Soybean futures are 11 to 13 cents lower on improved rainfall chances for dry areas of South America early next week.
- While hot and dry conditions are seen lingering this week across southern Brazil and Argentina, weather models have increased the likelihood of rains in those areas next week.
- As a result, traders are taking some weather premium out of the market, with additional pressure coming from negative outside markets.
- Traders also look for Chinese soybean demand to wane as the country prepares for next week's holiday.
- Meanwhile, traders look for USDA to trim carryover by around 6 million bu. from last month to 129 million bu. due to strong demand.
Wheat futures at all three exchanges are mostly 1 to 4 cents lower on spillover from neighboring pits.
- Wheat is weaker on spillover from neighboring pits and from strength in the dollar index. Crude oil futures are sharply lower this morning, although gold is firmer.
- Traders are still digesting a flurry of global export developments yesterday, which should eventually raise demand for U.S. wheat as supplies in Europe and the Black Sea region tighten.
- India's farm minister says its cabinet will meet tomorrow to discuss the possibility of freeing additional government wheat stocks for export as the country prepares for new-crop arrivals.
- According to pre-report expectations, traders look for USDA on Friday to raise wheat carryover by around 12 million bu. from last month to 728 million bushels.
Live cattle futures are called to open mixed as traders wait on cash trade to develop.
- Packers have not yet begun to bid for cattle, which signals trade could be delayed until Friday.
- Pressure on futures should be limited by signals the boxed beef market has posted a near-term low. Choice values firmed $1.57 and Select rose 71 cents yesterday on strong movement.
- But following two weeks of sharp price declines, beef values have a lot of ground to recover and packers' profit margins are deep in the red.

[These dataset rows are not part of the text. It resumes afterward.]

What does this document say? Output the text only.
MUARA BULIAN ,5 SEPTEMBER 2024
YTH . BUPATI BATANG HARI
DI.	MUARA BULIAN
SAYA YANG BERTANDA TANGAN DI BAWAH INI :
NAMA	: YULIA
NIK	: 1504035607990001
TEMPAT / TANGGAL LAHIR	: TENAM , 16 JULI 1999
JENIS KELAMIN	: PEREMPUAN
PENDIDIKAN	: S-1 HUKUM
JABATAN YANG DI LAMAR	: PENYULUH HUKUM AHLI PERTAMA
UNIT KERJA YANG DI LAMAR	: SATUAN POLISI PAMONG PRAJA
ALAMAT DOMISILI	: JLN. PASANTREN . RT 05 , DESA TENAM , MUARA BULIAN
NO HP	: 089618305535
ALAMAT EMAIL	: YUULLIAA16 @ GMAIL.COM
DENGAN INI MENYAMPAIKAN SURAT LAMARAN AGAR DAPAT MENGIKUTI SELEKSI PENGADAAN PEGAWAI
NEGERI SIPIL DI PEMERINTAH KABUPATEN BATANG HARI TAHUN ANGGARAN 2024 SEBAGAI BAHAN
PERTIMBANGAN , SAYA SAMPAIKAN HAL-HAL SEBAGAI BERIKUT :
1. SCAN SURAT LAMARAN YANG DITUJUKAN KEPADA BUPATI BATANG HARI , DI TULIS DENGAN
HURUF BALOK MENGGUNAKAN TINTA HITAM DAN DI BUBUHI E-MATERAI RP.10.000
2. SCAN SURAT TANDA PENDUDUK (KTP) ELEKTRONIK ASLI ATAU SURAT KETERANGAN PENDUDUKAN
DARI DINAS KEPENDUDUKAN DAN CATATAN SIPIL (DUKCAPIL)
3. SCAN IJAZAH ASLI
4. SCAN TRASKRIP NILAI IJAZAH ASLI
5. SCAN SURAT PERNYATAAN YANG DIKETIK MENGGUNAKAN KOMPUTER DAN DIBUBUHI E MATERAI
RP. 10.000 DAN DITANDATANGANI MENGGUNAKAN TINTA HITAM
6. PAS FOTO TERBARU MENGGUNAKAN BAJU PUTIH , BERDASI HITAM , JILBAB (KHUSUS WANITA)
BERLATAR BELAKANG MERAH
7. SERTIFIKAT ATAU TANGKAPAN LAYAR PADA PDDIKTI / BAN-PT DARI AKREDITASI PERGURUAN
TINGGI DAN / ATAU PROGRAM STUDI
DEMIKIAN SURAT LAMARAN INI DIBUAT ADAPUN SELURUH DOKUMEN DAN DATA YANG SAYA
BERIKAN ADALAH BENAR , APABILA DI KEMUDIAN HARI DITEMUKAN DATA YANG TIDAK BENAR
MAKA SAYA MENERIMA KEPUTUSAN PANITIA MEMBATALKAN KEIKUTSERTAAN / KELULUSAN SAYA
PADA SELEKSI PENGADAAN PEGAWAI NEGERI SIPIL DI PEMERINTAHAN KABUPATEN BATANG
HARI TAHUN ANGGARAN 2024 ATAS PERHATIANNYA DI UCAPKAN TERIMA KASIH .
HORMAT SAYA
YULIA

- Feeder cattle futures should find support from weakness in the corn market.
Lean hog futures are called to open steady to lower on concerns about pork demand.
- Pork cutout values slipped $1.62 yesterday to push packers' profit margins deep into the red and raise concerns about pork demand.
- The cash hog market is called steady to lower as packers work to improve profit margins. Packers have also lowered their daily slaughter requirements.
- February lean hog futures ended the day yesterday at around a dollar discount to the cash index, which should limit pressure on futures.